Although there are a lot of similarities to organic production, Cato said they allow the limited use of nitrogen in split doses, basically 80kg which is about one third of a conventional wheat crop.

The Wildfarmed growing standards are:

  • Cereals grown alongside companion crops;
  • Nutrition based on plant need – SAP testing and limits on fertiliser use;
  • No pesticides, herbicides or fungicides;
  • Use cover crops to minimise bare soil;
  • Integrate livestock.

They found that the combination of plant diversity, getting rid of pesticides, reducing nitrogen use and applying it in smaller doses yields “really good” results from year one, he added.

He said it is not just about how much money a farmer makes, but how much risk they take. While the breakeven point for a conventional wheat field might be 7.5t, they aim to reduce it to 1t.

For harvest 2023 Wildfarmed has worked with over 50 farms across the UK and France. For next year, the business-to-business operation is currently onboarding and expanding its cohort.

Farming with nature

Farmers should get all the money that’s given to people who are rewilding landscapes or wildlife because they are creating wildlife in the same fields that food is grown in, he said.

“If tomorrow I decided to do nothing on my farm, I could get £700-800 for rewilding. Instead, I’m choosing to grow food in fields that are full of flowers and I don’t get anything for that.

“That’s madness. So we’ve got to find a way where we’re not subsidising rewilding rather than subsidising ecosystems that can flourish and feed us at the same time,” Cato said.
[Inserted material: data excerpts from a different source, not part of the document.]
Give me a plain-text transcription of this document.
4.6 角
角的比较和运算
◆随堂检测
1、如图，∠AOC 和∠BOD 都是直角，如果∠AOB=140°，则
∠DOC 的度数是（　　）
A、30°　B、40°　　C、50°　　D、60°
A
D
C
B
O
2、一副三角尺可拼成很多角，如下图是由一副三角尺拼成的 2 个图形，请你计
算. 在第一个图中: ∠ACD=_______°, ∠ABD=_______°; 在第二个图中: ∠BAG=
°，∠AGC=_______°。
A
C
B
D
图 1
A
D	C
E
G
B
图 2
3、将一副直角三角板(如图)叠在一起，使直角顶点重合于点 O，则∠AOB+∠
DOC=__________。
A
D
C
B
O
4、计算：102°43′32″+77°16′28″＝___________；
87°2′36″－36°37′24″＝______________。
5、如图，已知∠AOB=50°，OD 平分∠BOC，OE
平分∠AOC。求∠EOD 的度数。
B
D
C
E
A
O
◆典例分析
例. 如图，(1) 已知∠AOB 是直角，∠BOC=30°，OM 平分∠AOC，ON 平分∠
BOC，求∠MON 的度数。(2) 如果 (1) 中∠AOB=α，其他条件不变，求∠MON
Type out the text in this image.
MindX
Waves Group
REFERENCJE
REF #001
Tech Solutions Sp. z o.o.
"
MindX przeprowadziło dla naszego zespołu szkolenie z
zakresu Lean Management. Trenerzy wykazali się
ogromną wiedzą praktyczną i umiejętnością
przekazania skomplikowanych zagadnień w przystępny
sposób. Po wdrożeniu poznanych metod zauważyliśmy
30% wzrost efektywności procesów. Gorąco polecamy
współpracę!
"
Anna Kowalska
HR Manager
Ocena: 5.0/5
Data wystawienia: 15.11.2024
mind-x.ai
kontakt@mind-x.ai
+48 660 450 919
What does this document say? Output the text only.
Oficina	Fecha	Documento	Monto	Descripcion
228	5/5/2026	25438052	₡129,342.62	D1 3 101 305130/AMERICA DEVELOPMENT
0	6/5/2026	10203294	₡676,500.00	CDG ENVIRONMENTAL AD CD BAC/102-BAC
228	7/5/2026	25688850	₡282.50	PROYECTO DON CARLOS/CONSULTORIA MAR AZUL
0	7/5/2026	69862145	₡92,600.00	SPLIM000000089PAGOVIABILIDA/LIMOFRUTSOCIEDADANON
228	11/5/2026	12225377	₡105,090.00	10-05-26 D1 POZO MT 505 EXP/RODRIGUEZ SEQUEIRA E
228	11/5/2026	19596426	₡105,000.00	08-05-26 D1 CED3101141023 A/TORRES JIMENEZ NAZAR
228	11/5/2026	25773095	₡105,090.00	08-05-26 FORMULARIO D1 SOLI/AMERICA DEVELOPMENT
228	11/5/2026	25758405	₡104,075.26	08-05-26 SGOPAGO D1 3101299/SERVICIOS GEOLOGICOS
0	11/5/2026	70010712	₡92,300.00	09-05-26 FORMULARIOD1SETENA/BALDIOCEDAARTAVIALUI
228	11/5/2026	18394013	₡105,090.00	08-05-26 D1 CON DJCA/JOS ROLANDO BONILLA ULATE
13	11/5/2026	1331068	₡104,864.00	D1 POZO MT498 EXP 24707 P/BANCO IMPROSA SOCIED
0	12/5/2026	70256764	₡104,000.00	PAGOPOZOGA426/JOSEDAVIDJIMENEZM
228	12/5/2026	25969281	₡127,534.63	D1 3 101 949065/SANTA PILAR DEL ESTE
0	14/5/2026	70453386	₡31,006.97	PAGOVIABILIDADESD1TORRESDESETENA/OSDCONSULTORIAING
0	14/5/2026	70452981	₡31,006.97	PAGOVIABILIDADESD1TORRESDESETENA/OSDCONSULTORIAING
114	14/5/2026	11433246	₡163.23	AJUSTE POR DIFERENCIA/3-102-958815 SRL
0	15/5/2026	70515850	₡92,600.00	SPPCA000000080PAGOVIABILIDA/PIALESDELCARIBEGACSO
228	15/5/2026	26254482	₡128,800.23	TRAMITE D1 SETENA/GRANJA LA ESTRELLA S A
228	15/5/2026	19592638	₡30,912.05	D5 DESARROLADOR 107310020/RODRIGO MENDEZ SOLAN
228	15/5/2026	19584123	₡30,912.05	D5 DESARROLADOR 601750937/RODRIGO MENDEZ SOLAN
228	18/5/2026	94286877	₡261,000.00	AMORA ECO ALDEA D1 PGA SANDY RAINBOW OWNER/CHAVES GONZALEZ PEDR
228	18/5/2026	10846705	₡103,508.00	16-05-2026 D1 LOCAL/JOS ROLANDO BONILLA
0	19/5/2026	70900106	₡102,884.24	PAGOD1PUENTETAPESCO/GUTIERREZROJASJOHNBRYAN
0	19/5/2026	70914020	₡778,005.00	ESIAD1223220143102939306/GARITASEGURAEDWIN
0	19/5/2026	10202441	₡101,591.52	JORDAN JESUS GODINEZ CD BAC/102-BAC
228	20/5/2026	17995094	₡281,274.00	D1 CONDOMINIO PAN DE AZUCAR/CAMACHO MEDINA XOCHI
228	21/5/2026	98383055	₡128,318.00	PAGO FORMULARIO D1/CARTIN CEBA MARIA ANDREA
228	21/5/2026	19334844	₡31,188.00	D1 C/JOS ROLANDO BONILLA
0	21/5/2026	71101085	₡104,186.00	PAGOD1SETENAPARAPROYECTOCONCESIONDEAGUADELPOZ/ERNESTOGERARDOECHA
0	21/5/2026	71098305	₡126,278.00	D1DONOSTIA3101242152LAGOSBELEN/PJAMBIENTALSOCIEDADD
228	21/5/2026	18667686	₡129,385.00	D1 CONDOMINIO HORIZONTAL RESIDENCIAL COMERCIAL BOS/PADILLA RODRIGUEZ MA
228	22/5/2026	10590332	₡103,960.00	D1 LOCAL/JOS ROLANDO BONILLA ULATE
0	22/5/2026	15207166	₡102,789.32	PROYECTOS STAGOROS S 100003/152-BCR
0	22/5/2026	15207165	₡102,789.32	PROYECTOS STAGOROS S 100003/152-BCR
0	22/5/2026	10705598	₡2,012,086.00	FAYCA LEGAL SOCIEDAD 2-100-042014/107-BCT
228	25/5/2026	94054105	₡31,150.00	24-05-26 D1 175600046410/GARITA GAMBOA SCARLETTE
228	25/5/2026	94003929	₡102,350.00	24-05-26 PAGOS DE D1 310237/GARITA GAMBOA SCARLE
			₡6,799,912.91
Farmers who focus on nutritional policy, water quality rather than yield should be getting a cut of the National Health Service’s (NHS) budget and the water companies’ budget.

“They should be getting all of those revenue streams, and if they did that, that would mean that the cost of food in these systems was the cheapest food on the shelf.

“Whereas at the moment the cost of the food on the shelf, it doesn’t include the water companies getting the nitrates and the pesticides out of the water.

Comparison between farming without and with nature
Source: Wildfarmed

“It doesn’t include the existential threat of the fact that we’ve lost 80% of our insects,” Cato said adding that the picture of devaluing food and a notion of cheapness is “completely artificial”.

However, he said it would not be reasonable to double prices for consumers. Instead, ways need to be found to get the monetary contributions from these farming systems paid to farmers.

“If we can get the true cost of food reflected towards farmers, so that when you go into the supermarket, there’s no price decision, it’s just that where do you want your food to come from.

“The world doesn’t have a food production problem. We are producing enough calories for 10 billion people but we have a distribution and a nutritional quality problem,” he said.